Dubai: Artificial intelligence (AI) will lead to another industrial revolution to benefit humankind, delegates attending the sixth World Government Summit were told on Monday.

During a series of special sessions, AI experts shared the latest scientific discoveries on an issue that is on everyone’s mind and smartphones.

According to Kevin Kelley, founding executive director, Wired magazine, “The advancements in artificial intelligence will lead to yet another industrial revolution, which will create more jobs in the future,”

His comments came during a morning session that discussed the inevitability of AI and how governments can influence its development, including the technologies coming in the next 20 years and their impact on people.

Kelley said that as machines are being made, they are going to be engineered in a way that makes their cognition exceed human cognition in certain dimensions.

“These machines will be specialised and have variety of intelligence that exceeds ours. We are making many different types of AI minds, which will have many different types of thinking and almost none are like humans. The fact that they don’t think like us is the main benefit,” he said.
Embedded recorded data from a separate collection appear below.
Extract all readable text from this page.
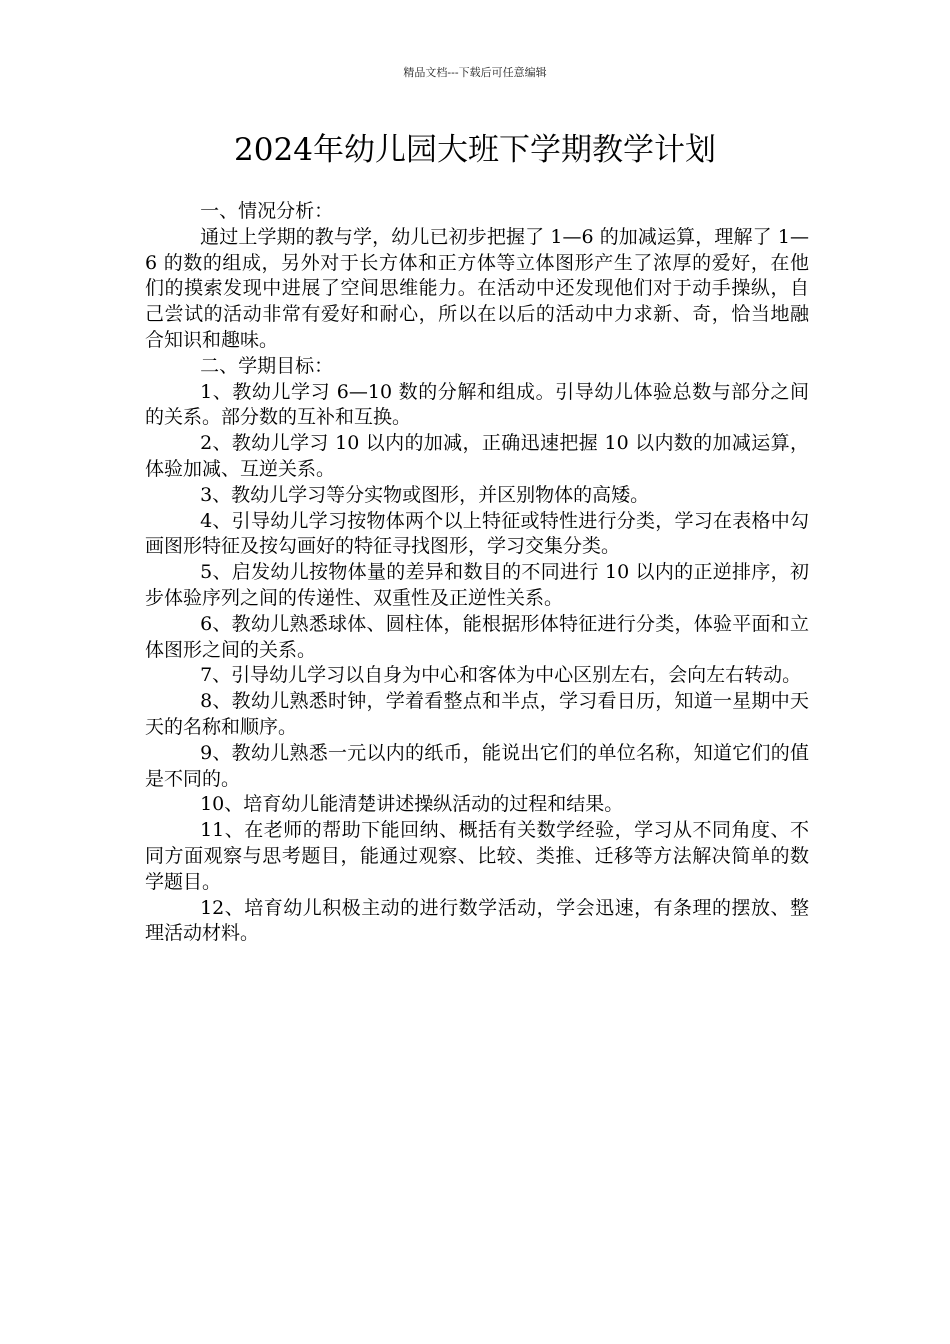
精品文档---下载后可任意编辑
2024年幼儿园大班下学期教学计划

一、情况分析：

通过上学期的教与学，幼儿已初步把握了 1—6 的加减运算，理解了 1—6 的数的组成，另外对于长方体和正方体等立体图形产生了浓厚的爱好，在他们的摸索发现中进展了空间思维能力。在活动中还发现他们对于动手操纵，自己尝试的活动非常有爱好和耐心，所以在以后的活动中力求新、奇，恰当地融合知识和趣味。

二、学期目标：

1、教幼儿学习 6—10 数的分解和组成。引导幼儿体验总数与部分之间的关系。部分数的互补和互换。

2、教幼儿学习 10 以内的加减，正确迅速把握 10 以内数的加减运算，体验加减、互逆关系。

3、教幼儿学习等分实物或图形，并区别物体的高矮。

4、引导幼儿学习按物体两个以上特征或特性进行分类，学习在表格中勾画图形特征及按勾画好的特征寻找图形，学习交集分类。

5、启发幼儿按物体量的差异和数目的不同进行 10 以内的正逆排序，初步体验序列之间的传递性、双重性及正逆性关系。

6、教幼儿熟悉球体、圆柱体，能根据形体特征进行分类，体验平面和立体图形之间的关系。

7、引导幼儿学习以自身为中心和客体为中心区别左右，会向左右转动。

8、教幼儿熟悉时钟，学着看整点和半点，学习看日历，知道一星期中天天的名称和顺序。

9、教幼儿熟悉一元以内的纸币，能说出它们的单位名称，知道它们的值是不同的。

10、培育幼儿能清楚讲述操纵活动的过程和结果。

11、在老师的帮助下能回纳、概括有关数学经验，学习从不同角度、不同方面观察与思考题目，能通过观察、比较、类推、迁移等方法解决简单的数学题目。

12、培育幼儿积极主动的进行数学活动，学会迅速，有条理的摆放、整理活动材料。
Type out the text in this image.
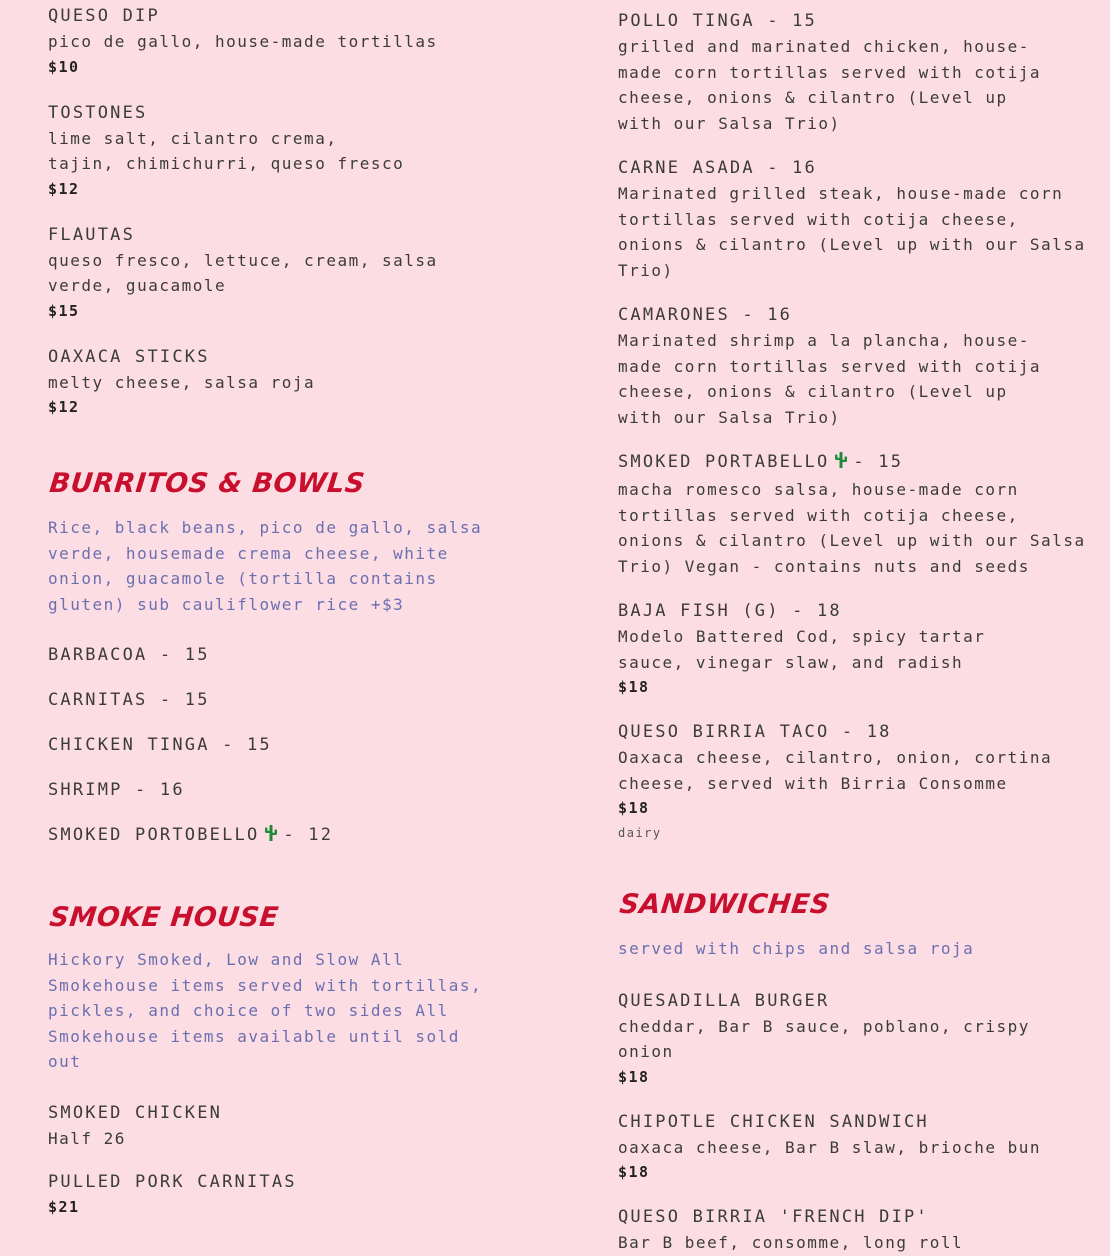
QUESO DIP
pico de gallo, house-made tortillas
$10
TOSTONES
lime salt, cilantro crema, tajin, chimichurri, queso fresco
$12
FLAUTAS
queso fresco, lettuce, cream, salsa verde, guacamole
$15
OAXACA STICKS
melty cheese, salsa roja
$12
BURRITOS & BOWLS
Rice, black beans, pico de gallo, salsa verde, housemade crema cheese, white onion, guacamole (tortilla contains gluten) sub cauliflower rice +$3
BARBACOA - 15
CARNITAS - 15
CHICKEN TINGA - 15
SHRIMP - 16
SMOKED PORTOBELLO - 12
SMOKE HOUSE
Hickory Smoked, Low and Slow All Smokehouse items served with tortillas, pickles, and choice of two sides All Smokehouse items available until sold out
SMOKED CHICKEN
Half 26
PULLED PORK CARNITAS
$21
POLLO TINGA - 15
grilled and marinated chicken, house-made corn tortillas served with cotija cheese, onions & cilantro (Level up with our Salsa Trio)
CARNE ASADA - 16
Marinated grilled steak, house-made corn tortillas served with cotija cheese, onions & cilantro (Level up with our Salsa Trio)
CAMARONES - 16
Marinated shrimp a la plancha, house-made corn tortillas served with cotija cheese, onions & cilantro (Level up with our Salsa Trio)
SMOKED PORTABELLO - 15
macha romesco salsa, house-made corn tortillas served with cotija cheese, onions & cilantro (Level up with our Salsa Trio) Vegan - contains nuts and seeds
BAJA FISH (G) - 18
Modelo Battered Cod, spicy tartar sauce, vinegar slaw, and radish
$18
QUESO BIRRIA TACO - 18
Oaxaca cheese, cilantro, onion, cortina cheese, served with Birria Consomme
$18
dairy
SANDWICHES
served with chips and salsa roja
QUESADILLA BURGER
cheddar, Bar B sauce, poblano, crispy onion
$18
CHIPOTLE CHICKEN SANDWICH
oaxaca cheese, Bar B slaw, brioche bun
$18
QUESO BIRRIA 'FRENCH DIP'
Bar B beef, consomme, long roll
Pointing out the advantages of them being able to think differently, he said: “This would be the engine of a new economy and engine of all innovation. Alien intelligences help us think different. We will be working with them, not against them, and this will result in new jobs,” he said.

Kelley, who is a best-selling author of ‘The Inevitable’, went on to say that AI will be added to the cloud, meaning that it will be a widely available commodity.
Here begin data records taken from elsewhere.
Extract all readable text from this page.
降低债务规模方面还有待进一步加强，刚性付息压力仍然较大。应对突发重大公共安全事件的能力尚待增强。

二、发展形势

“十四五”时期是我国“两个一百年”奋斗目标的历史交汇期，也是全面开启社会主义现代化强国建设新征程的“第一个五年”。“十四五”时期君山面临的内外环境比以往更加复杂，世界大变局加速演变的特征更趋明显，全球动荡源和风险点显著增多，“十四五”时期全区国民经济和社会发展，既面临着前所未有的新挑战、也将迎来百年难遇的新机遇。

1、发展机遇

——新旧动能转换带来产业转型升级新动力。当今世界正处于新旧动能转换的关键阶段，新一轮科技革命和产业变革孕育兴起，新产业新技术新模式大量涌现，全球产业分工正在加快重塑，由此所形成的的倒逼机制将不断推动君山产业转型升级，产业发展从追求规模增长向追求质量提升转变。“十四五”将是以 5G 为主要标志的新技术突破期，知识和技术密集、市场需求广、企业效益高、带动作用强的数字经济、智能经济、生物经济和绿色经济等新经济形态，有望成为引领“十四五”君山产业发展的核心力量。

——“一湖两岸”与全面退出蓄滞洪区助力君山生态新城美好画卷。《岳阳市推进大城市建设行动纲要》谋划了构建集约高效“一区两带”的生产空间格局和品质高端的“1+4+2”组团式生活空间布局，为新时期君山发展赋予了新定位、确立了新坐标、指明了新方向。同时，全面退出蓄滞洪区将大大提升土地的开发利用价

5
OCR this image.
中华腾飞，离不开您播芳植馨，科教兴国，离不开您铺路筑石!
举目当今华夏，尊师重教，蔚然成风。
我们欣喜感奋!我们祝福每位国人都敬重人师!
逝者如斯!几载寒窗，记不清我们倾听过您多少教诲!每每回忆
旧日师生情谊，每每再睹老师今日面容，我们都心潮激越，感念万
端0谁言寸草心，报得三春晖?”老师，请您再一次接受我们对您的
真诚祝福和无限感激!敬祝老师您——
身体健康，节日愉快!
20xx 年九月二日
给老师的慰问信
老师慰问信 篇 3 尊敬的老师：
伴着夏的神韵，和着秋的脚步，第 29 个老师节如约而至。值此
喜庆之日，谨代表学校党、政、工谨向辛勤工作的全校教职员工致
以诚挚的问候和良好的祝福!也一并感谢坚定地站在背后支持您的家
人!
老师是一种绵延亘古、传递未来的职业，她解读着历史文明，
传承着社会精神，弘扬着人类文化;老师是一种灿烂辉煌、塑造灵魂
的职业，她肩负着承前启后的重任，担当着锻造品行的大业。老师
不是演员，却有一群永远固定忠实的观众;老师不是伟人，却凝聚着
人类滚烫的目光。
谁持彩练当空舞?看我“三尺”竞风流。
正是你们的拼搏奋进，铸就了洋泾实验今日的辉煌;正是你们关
On how governments should approach it, he said governments should use AI as much as possible but they have to be slow in regulating it and only regulate it after using it. He also added that governments should resort to AI to help improve regulations.

Kelley said data infrastructure that focuses on moving and storing data to run virtual reality and similar systems will prove advantageous for businesses in the future.

In his predictions, he said virtual reality would be the most social of all social media and it was going to be the next platform after smart phones. “In the future we will also be able to upload and download our experiences — moving from the internet of information to the internet of experiences.”

In another breakout address, Dr Roman Yampolskiy, professor at University of Louisville and an author of more than 100 publications, said he believed that in the future machines will be super smart, and in specific domains, like games or driving cars, they will be smarter than humans.

Despite some of the concerns of AI, such as malevolent designs of AI which he shared as an one of the examples, he said: “The good news is there is a lot being done to set up a framework for managing the development of AI.”

On the future of cities and AI, Stuart Russel, Professor of Computer Science and Electrical Engineering at the University of California, Berkeley, said self-driving cars dramatically reduce cost of transportation in cities.

“In talking with Uber, they estimate a tenfold reduction in the price of an Uber trip, effectively making it free to move around the city. That’s an amazing change in the way cities work.”

“In the city of the future, it also effectively becomes free to move around the city and you will probably have no car. Mass transit systems will also become better, probably because feeders will be much more efficient than you driving to a station.”

Experts shared some of their concerns of AI, such as robots doing exactly what they are asked to do without considering human values, ethics and sentiments.